Ressalto, porém, que, mesmo nessas tristes e trágicas situações, houve momentos interessantes, diferentes, para não dizer inusitados, ou até engraçados, apesar dos pesares. Relatarei dois ou três deles aqui, tendo um ocorrido na Zona da Mata e os outros, no Alto Paranaíba.
Certa fria madrugada, tanto quanto podem ser geladas as madrugadas de inverno na Zona da Mata de Minas, estava eu a um canto, sentado em uma cadeira dura, de madeira, em silêncio, a observar a família de meu conhecido, que o pranteava, baixinho, ao redor do caixão colocado sobre a mesa de jantar, na sala da casa. Em verdade, é ainda bastante comum vermos os velórios domésticos, em várias pequenas cidades, que não contam com esse tipo de serviço oferecido nem pela prefeitura nem por empresa privada.

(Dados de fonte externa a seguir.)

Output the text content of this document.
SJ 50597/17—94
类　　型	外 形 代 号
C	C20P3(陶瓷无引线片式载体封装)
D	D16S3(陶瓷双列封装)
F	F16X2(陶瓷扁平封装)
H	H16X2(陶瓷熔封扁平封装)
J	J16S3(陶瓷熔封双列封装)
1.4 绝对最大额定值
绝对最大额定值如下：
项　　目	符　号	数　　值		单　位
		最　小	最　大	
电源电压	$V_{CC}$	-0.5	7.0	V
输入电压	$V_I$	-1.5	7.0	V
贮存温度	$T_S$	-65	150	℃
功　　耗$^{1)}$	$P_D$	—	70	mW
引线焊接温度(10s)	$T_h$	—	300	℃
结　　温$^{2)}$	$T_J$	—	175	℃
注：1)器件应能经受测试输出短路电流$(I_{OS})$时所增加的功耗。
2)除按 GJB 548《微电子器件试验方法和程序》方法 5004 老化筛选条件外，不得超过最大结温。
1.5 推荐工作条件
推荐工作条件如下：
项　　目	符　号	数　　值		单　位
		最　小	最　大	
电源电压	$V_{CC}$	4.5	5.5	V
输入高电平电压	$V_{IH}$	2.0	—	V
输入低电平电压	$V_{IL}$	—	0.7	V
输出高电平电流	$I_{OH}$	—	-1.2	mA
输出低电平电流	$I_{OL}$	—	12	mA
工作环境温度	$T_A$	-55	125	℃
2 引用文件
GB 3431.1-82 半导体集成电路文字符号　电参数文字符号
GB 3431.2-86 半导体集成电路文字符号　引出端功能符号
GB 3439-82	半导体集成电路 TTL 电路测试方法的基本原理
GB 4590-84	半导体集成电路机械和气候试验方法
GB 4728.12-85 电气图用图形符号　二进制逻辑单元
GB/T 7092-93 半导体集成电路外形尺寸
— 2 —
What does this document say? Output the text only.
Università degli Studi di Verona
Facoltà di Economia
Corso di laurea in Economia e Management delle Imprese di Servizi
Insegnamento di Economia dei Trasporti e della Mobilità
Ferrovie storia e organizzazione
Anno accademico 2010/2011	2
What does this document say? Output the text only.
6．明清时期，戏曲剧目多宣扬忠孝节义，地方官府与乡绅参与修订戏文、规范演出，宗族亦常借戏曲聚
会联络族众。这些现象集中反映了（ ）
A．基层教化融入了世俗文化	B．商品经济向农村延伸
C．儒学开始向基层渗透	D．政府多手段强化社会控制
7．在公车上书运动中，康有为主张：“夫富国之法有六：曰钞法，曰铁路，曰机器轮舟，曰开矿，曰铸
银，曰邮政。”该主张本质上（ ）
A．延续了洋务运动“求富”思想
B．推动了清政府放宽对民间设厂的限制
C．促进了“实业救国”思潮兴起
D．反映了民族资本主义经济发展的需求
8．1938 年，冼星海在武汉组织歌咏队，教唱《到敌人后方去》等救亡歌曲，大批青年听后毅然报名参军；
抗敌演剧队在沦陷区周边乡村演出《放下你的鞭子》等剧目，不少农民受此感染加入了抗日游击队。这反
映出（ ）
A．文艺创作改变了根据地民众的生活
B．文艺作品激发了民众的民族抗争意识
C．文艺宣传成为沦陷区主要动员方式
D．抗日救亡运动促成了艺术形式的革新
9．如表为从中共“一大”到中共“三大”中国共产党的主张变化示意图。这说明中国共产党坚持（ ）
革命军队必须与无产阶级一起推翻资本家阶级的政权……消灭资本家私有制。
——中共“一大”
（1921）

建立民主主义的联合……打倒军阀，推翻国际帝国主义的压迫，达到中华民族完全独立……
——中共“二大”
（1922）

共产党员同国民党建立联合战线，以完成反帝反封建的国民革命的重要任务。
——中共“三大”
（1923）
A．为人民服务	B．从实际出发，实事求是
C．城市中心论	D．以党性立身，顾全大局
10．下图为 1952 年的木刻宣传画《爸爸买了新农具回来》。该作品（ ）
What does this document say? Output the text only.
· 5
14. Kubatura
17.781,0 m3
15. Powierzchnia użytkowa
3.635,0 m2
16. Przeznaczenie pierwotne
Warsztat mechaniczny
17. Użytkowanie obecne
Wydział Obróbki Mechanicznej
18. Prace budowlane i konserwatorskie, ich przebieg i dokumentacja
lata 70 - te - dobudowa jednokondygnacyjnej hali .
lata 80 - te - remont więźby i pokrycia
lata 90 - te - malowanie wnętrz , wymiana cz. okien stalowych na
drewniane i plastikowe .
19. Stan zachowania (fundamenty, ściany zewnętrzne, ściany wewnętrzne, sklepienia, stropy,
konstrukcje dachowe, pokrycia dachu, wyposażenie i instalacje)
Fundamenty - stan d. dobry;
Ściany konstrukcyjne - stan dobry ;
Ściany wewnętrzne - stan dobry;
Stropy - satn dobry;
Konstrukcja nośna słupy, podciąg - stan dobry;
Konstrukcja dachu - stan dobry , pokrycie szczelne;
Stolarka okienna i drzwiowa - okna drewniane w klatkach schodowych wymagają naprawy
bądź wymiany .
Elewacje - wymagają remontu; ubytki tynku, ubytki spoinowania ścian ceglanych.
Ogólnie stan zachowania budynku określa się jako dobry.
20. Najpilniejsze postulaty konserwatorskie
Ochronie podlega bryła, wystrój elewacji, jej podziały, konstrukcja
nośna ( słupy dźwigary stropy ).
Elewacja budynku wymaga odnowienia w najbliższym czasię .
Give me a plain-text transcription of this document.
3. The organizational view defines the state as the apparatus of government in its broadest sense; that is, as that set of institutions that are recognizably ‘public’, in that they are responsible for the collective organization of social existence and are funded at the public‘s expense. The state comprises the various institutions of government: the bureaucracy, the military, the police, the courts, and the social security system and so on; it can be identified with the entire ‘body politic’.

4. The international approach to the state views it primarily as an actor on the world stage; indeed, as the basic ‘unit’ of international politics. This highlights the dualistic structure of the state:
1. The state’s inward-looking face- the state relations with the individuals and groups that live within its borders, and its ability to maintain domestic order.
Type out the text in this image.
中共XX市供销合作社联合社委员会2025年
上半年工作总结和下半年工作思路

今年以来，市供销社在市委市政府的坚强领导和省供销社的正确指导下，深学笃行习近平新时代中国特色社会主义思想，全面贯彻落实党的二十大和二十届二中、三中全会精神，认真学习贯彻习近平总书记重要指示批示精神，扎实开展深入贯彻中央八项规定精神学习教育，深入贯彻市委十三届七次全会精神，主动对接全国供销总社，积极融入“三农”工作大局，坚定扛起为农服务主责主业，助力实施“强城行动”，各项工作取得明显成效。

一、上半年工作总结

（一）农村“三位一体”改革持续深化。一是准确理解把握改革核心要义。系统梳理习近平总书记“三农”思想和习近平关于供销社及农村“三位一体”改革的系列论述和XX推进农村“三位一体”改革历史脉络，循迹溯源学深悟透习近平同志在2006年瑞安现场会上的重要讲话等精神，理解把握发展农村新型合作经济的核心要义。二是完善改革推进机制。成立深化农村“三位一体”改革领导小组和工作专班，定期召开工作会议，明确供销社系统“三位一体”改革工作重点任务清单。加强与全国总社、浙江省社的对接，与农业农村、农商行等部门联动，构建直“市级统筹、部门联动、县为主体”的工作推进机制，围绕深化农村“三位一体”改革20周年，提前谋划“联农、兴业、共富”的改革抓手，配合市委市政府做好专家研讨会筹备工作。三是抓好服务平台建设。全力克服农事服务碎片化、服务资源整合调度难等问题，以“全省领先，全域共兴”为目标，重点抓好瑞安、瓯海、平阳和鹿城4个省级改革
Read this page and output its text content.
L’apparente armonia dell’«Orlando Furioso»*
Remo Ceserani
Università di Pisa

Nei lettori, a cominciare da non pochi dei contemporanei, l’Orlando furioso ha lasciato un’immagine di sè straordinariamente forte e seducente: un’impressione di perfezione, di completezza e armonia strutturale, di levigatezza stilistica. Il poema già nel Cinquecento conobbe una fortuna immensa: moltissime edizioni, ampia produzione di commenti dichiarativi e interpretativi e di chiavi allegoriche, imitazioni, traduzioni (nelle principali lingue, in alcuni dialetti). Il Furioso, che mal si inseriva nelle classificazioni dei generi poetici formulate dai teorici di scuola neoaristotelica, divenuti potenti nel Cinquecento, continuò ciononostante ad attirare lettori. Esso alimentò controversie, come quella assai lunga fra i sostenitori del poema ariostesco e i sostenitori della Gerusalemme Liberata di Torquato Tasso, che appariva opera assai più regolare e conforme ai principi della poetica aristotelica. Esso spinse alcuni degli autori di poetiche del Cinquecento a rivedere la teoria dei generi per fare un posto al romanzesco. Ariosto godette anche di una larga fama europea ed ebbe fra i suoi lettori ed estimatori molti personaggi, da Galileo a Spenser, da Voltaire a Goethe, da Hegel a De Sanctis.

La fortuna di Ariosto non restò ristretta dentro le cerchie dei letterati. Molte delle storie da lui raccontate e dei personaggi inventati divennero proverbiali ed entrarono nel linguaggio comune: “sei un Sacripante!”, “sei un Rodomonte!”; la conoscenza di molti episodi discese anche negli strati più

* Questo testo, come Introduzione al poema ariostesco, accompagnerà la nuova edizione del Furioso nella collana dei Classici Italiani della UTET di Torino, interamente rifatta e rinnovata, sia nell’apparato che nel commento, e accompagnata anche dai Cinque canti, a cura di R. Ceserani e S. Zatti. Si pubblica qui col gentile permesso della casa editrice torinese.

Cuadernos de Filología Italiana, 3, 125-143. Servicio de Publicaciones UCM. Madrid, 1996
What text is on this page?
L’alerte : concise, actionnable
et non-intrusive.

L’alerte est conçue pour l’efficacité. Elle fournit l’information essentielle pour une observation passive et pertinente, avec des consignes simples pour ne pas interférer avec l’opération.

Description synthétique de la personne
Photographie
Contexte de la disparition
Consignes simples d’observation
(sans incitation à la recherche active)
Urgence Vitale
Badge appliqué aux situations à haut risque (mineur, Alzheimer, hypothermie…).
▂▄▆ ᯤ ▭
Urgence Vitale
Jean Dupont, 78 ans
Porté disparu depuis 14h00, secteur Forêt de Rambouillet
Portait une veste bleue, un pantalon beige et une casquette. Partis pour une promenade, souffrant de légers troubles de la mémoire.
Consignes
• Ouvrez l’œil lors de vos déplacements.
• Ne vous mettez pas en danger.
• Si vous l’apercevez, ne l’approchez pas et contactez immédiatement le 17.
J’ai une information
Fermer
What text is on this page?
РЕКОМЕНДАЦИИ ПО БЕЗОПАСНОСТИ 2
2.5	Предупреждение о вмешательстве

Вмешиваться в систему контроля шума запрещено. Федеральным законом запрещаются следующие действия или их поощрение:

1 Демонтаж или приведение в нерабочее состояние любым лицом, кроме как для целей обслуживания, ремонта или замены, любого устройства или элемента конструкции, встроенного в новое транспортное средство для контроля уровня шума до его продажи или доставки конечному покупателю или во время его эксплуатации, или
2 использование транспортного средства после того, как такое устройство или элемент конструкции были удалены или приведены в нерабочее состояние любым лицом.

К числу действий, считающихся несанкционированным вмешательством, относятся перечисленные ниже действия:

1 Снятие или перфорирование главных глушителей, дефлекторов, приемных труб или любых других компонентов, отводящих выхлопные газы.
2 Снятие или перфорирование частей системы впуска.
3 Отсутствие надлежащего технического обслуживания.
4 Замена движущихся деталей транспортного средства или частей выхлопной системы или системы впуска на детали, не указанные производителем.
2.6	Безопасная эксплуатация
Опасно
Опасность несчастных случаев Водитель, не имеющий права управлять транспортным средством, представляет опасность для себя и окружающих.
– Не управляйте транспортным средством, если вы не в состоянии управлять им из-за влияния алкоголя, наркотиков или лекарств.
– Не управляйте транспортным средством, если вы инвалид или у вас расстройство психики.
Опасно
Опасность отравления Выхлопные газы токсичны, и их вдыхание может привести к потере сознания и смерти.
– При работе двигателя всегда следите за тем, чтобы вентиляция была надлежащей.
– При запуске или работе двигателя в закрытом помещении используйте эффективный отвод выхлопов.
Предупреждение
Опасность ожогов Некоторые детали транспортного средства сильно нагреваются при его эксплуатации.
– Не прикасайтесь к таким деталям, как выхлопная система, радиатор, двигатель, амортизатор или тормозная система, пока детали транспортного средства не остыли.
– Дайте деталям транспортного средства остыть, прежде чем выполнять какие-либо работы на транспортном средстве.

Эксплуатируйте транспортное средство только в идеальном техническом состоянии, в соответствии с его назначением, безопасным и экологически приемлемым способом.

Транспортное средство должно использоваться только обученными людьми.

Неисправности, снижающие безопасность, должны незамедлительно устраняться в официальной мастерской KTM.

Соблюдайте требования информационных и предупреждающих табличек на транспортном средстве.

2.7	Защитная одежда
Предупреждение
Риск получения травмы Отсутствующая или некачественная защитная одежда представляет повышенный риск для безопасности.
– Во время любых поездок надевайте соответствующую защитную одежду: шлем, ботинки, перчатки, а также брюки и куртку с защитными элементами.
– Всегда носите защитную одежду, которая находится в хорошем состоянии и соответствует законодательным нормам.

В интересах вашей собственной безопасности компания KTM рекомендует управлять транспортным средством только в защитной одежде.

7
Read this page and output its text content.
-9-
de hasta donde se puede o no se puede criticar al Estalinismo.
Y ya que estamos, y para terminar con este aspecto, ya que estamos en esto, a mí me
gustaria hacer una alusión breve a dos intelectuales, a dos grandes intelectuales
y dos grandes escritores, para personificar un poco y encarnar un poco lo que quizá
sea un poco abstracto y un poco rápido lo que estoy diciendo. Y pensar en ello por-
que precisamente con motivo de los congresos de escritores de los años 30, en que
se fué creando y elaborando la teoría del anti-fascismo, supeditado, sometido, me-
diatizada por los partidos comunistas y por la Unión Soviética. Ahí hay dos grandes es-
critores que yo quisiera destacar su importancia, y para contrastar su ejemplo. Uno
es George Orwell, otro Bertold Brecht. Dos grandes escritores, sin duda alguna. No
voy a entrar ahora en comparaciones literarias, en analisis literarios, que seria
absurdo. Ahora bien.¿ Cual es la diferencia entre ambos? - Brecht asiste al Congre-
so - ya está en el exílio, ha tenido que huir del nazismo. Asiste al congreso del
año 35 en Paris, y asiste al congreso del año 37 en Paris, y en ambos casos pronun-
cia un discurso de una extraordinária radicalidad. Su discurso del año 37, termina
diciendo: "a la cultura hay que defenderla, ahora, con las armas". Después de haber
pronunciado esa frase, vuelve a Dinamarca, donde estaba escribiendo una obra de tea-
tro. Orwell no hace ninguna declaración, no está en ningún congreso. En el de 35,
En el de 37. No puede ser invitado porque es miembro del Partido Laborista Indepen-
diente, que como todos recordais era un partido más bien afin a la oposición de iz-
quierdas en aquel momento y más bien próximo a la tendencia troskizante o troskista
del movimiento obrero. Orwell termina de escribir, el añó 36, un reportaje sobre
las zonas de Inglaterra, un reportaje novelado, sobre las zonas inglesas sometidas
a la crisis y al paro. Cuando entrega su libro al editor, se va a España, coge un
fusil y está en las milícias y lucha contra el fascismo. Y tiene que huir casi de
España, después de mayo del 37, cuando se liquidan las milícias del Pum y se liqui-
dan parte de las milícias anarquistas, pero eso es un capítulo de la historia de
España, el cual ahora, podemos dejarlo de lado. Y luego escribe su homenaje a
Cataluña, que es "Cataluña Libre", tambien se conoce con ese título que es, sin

Os amigos do falecido chegavam a todo instante, enchendo a sala, disputando espaço com parentes e conhecidos da família, espalhando-se, para além do centro principal, em torno do defunto, às adjacências mais óbvias, representadas pelos cômodos contíguos, até atingirem, por fim, a área do vasto quintal às escuras, atrás da cozinha, onde se preparavam, continuamente, formadas e mais formadas de broas e pães de queijo e faziam-se tonéis de café forte.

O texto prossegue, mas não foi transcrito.